Estamos como uno de los grandes ejemplos que escrito está en el libro de Génesis: Essau; es el mayor referente que encontramos en la biblia, que llegó cansado de su trabajo de cacería y lo que hizo con su hermano, fue venderle su primogenitura de Dios por un plato de lentejas; pero también escrito está, como lloró por la bendición hacia Dios de su padre sobre la tierra y cómo se enfadó con su hermano porque lo usurpó, en la bendición hacia Dios se enfadó y lloró ante su padre, pero en su primogenitura la regaló, no le importó.

Es una mentalidad que no solo están en las personas, en el rebaño, sino también en las iglesias existen muchas; que más que Cristianas son Essauistas, en los sacerdotes hay muchos del título nobiliario religioso que le quieran dar cura, pastor, etc., que son más que Cristianos son Essauistas.
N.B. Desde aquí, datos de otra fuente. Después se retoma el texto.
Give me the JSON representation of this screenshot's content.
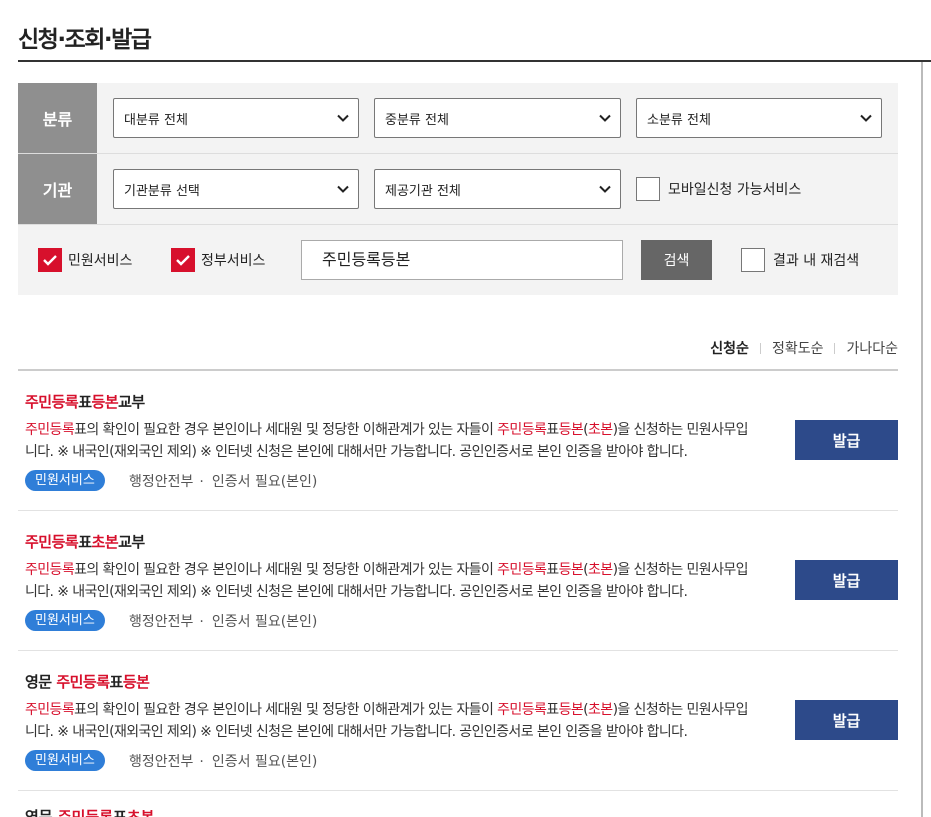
{
  "page": {
    "title": "신청·조회·발급"
  },
  "filters": {
    "category_label": "분류",
    "agency_label": "기관",
    "major_category": "대분류 전체",
    "middle_category": "중분류 전체",
    "minor_category": "소분류 전체",
    "agency_type": "기관분류 선택",
    "provider_agency": "제공기관 전체",
    "mobile_only_label": "모바일신청 가능서비스",
    "mobile_only_checked": false,
    "civil_service_label": "민원서비스",
    "civil_service_checked": true,
    "gov_service_label": "정부서비스",
    "gov_service_checked": true
  },
  "search": {
    "value": "주민등록등본",
    "button_label": "검색",
    "within_results_label": "결과 내 재검색",
    "within_results_checked": false
  },
  "sort": {
    "options": [
      "신청순",
      "정확도순",
      "가나다순"
    ],
    "active": "신청순"
  },
  "results": [
    {
      "title_parts": [
        {
          "text": "주민등록",
          "hl": true
        },
        {
          "text": "표",
          "hl": false
        },
        {
          "text": "등본",
          "hl": true
        },
        {
          "text": "교부",
          "hl": false
        }
      ],
      "desc_parts": [
        {
          "text": "주민등록",
          "hl": true
        },
        {
          "text": "표의 확인이 필요한 경우 본인이나 세대원 및 정당한 이해관계가 있는 자들이 ",
          "hl": false
        },
        {
          "text": "주민등록",
          "hl": true
        },
        {
          "text": "표",
          "hl": false
        },
        {
          "text": "등본",
          "hl": true
        },
        {
          "text": "(",
          "hl": false
        },
        {
          "text": "초본",
          "hl": true
        },
        {
          "text": ")을 신청하는 민원사무입니다. ※ 내국인(재외국인 제외) ※ 인터넷 신청은 본인에 대해서만 가능합니다. 공인인증서로 본인 인증을 받아야 합니다.",
          "hl": false
        }
      ],
      "badge": "민원서비스",
      "agency": "행정안전부",
      "cert": "인증서 필요(본인)",
      "button": "발급"
    },
    {
      "title_parts": [
        {
          "text": "주민등록",
          "hl": true
        },
        {
          "text": "표",
          "hl": false
        },
        {
          "text": "초본",
          "hl": true
        },
        {
          "text": "교부",
          "hl": false
        }
      ],
      "desc_parts": [
        {
          "text": "주민등록",
          "hl": true
        },
        {
          "text": "표의 확인이 필요한 경우 본인이나 세대원 및 정당한 이해관계가 있는 자들이 ",
          "hl": false
        },
        {
          "text": "주민등록",
          "hl": true
        },
        {
          "text": "표",
          "hl": false
        },
        {
          "text": "등본",
          "hl": true
        },
        {
          "text": "(",
          "hl": false
        },
        {
          "text": "초본",
          "hl": true
        },
        {
          "text": ")을 신청하는 민원사무입니다. ※ 내국인(재외국인 제외) ※ 인터넷 신청은 본인에 대해서만 가능합니다. 공인인증서로 본인 인증을 받아야 합니다.",
          "hl": false
        }
      ],
      "badge": "민원서비스",
      "agency": "행정안전부",
      "cert": "인증서 필요(본인)",
      "button": "발급"
    },
    {
      "title_parts": [
        {
          "text": "영문 ",
          "hl": false
        },
        {
          "text": "주민등록",
          "hl": true
        },
        {
          "text": "표",
          "hl": false
        },
        {
          "text": "등본",
          "hl": true
        }
      ],
      "desc_parts": [
        {
          "text": "주민등록",
          "hl": true
        },
        {
          "text": "표의 확인이 필요한 경우 본인이나 세대원 및 정당한 이해관계가 있는 자들이 ",
          "hl": false
        },
        {
          "text": "주민등록",
          "hl": true
        },
        {
          "text": "표",
          "hl": false
        },
        {
          "text": "등본",
          "hl": true
        },
        {
          "text": "(",
          "hl": false
        },
        {
          "text": "초본",
          "hl": true
        },
        {
          "text": ")을 신청하는 민원사무입니다. ※ 내국인(재외국인 제외) ※ 인터넷 신청은 본인에 대해서만 가능합니다. 공인인증서로 본인 인증을 받아야 합니다.",
          "hl": false
        }
      ],
      "badge": "민원서비스",
      "agency": "행정안전부",
      "cert": "인증서 필요(본인)",
      "button": "발급"
    }
  ],
  "partial_next_title_parts": [
    {
      "text": "영문 ",
      "hl": false
    },
    {
      "text": "주민등록",
      "hl": true
    },
    {
      "text": "표",
      "hl": false
    },
    {
      "text": "초본",
      "hl": true
    }
  ],
  "colors": {
    "highlight": "#d7102c",
    "issue_button": "#2d4a8a",
    "badge": "#2f7ed8",
    "filter_label_bg": "#8f8f8f"
  }
}
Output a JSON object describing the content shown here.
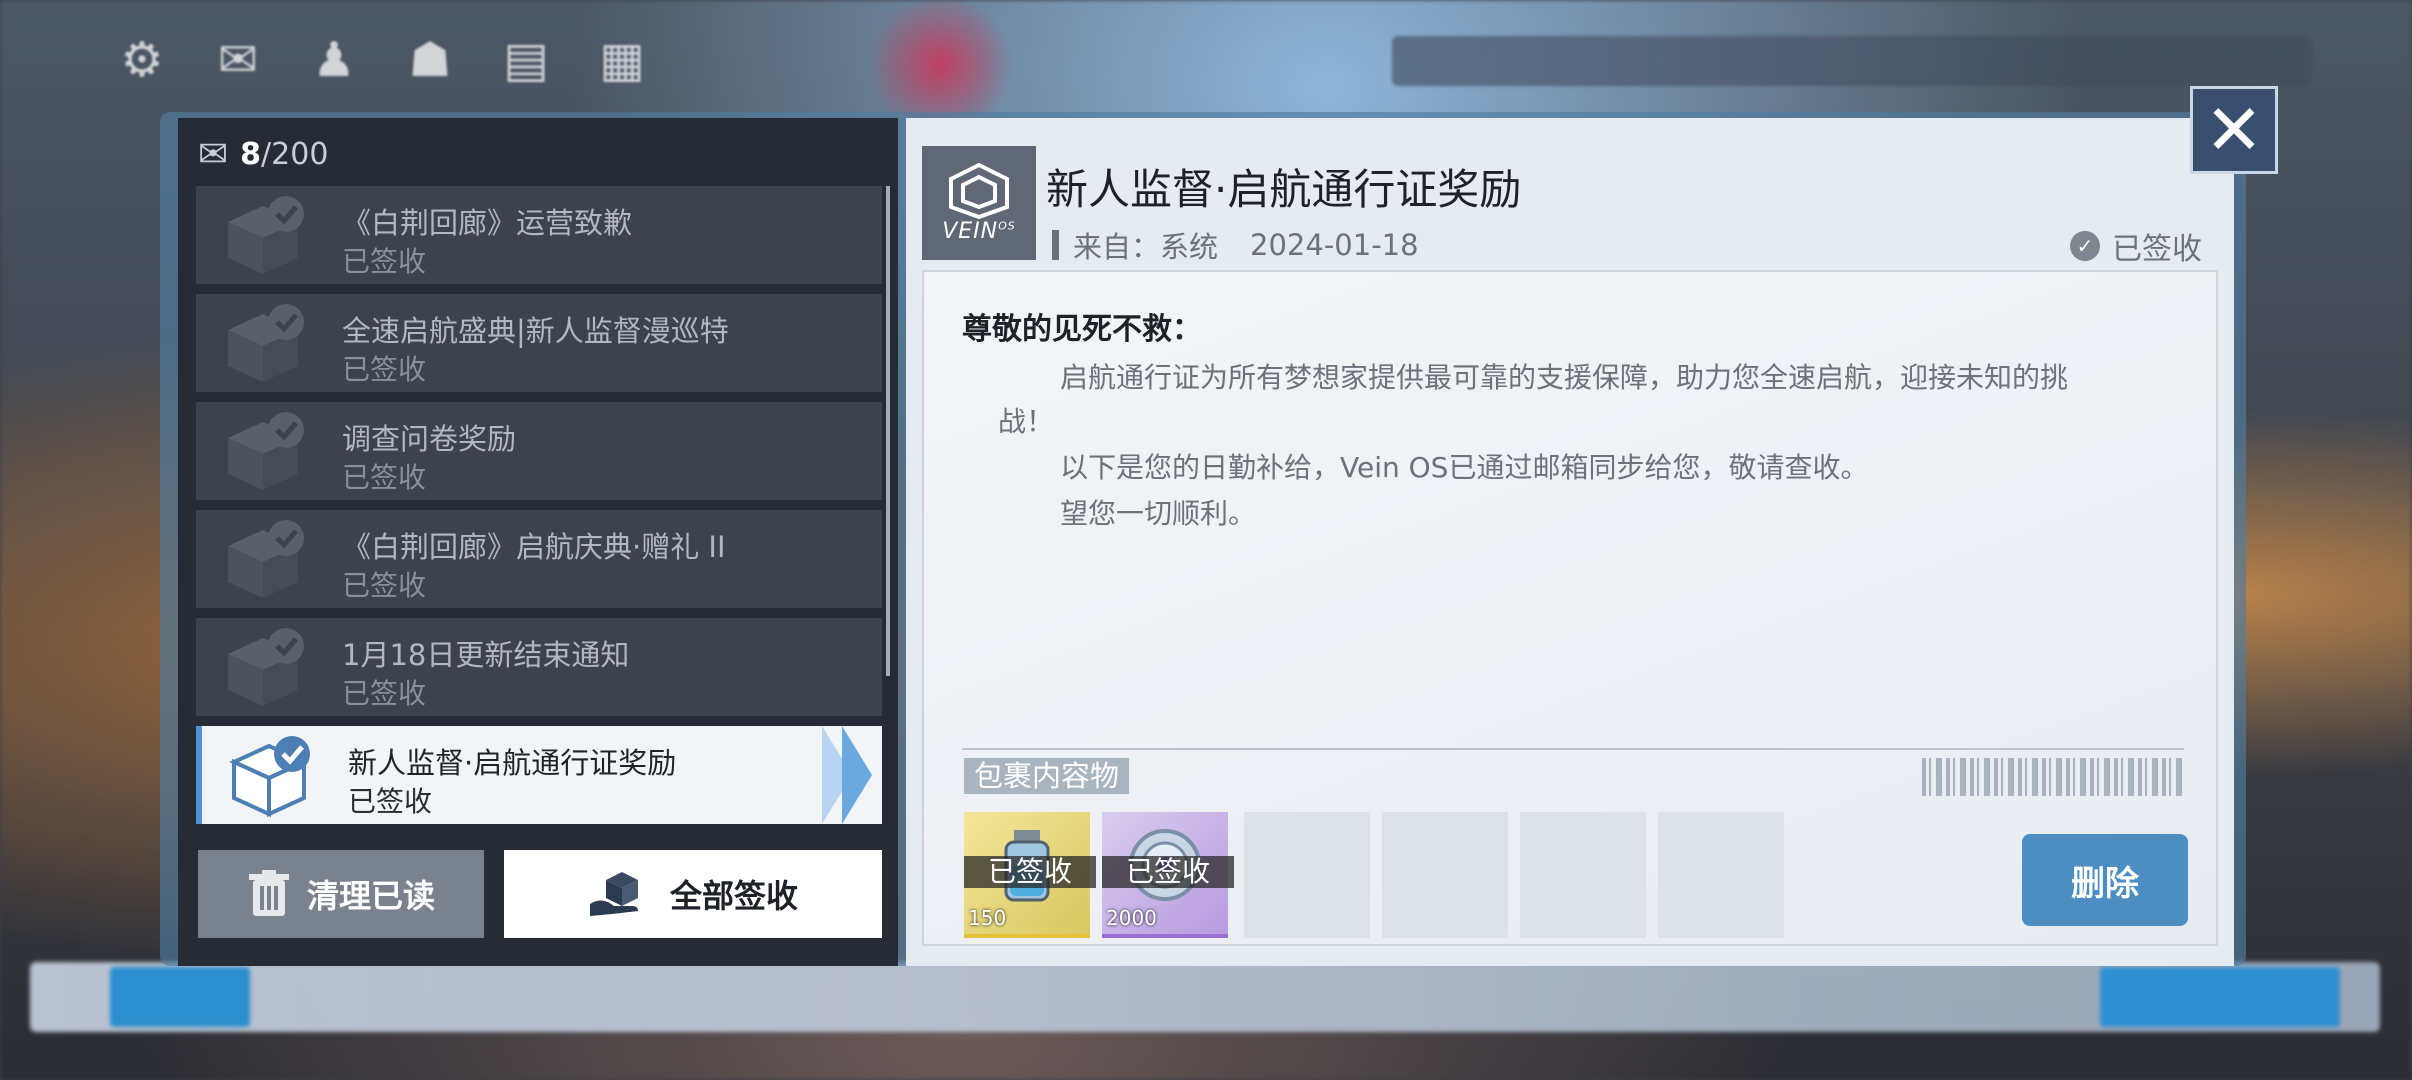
{
  "mailbox": {
    "count_current": "8",
    "count_total": "/200"
  },
  "mails": [
    {
      "title": "《白荆回廊》运营致歉",
      "status": "已签收",
      "active": false
    },
    {
      "title": "全速启航盛典|新人监督漫巡特",
      "status": "已签收",
      "active": false
    },
    {
      "title": "调查问卷奖励",
      "status": "已签收",
      "active": false
    },
    {
      "title": "《白荆回廊》启航庆典·赠礼 II",
      "status": "已签收",
      "active": false
    },
    {
      "title": "1月18日更新结束通知",
      "status": "已签收",
      "active": false
    },
    {
      "title": "新人监督·启航通行证奖励",
      "status": "已签收",
      "active": true
    }
  ],
  "buttons": {
    "clear_read": "清理已读",
    "claim_all": "全部签收",
    "delete": "删除"
  },
  "detail": {
    "logo_text": "VEIN",
    "logo_sup": "OS",
    "title": "新人监督·启航通行证奖励",
    "from_label": "来自：",
    "from_value": "系统",
    "date": "2024-01-18",
    "signed_status": "已签收",
    "greeting": "尊敬的见死不救：",
    "para1_line1": "启航通行证为所有梦想家提供最可靠的支援保障，助力您全速启航，迎接未知的挑",
    "para1_line2": "战！",
    "para2": "以下是您的日勤补给，Vein OS已通过邮箱同步给您，敬请查收。",
    "para3": "望您一切顺利。",
    "package_label": "包裹内容物"
  },
  "package_items": [
    {
      "overlay": "已签收",
      "qty": "150",
      "rarity_color": "#e4c33a"
    },
    {
      "overlay": "已签收",
      "qty": "2000",
      "rarity_color": "#9a6fd6"
    }
  ],
  "colors": {
    "accent_blue": "#4b95d8",
    "delete_button": "#4d8ec2"
  }
}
Hoy cuando vemos que lo dicho y escrito hace más de dos mil años hoy se hace realidad, todavía no nos concientizamos y como escrito está que esto sería la Gran Babilonia y así es; Babilonia significa confusión, estamos en la gran confusión; la verdad no nos interesa saber la verdad y andamos confundidos con lo que pasa y con lo que hacemos, solo existe un sentimiento egoísta el yo en todo; es por eso que no entendemos y le preguntamos a Dios porque pasa, pero que mejor respuesta es esta: a nosotros no nos interesa conocerlo, solo nos interesa sus bendiciones.

Escrito está lo dicho por nuestro Señor Jesucristo en el mismo libro del Evangelio de Juan: “conoceréis la verdad y la verdad nos hará libre”, “Yo soy el camino, la verdad y la vida”.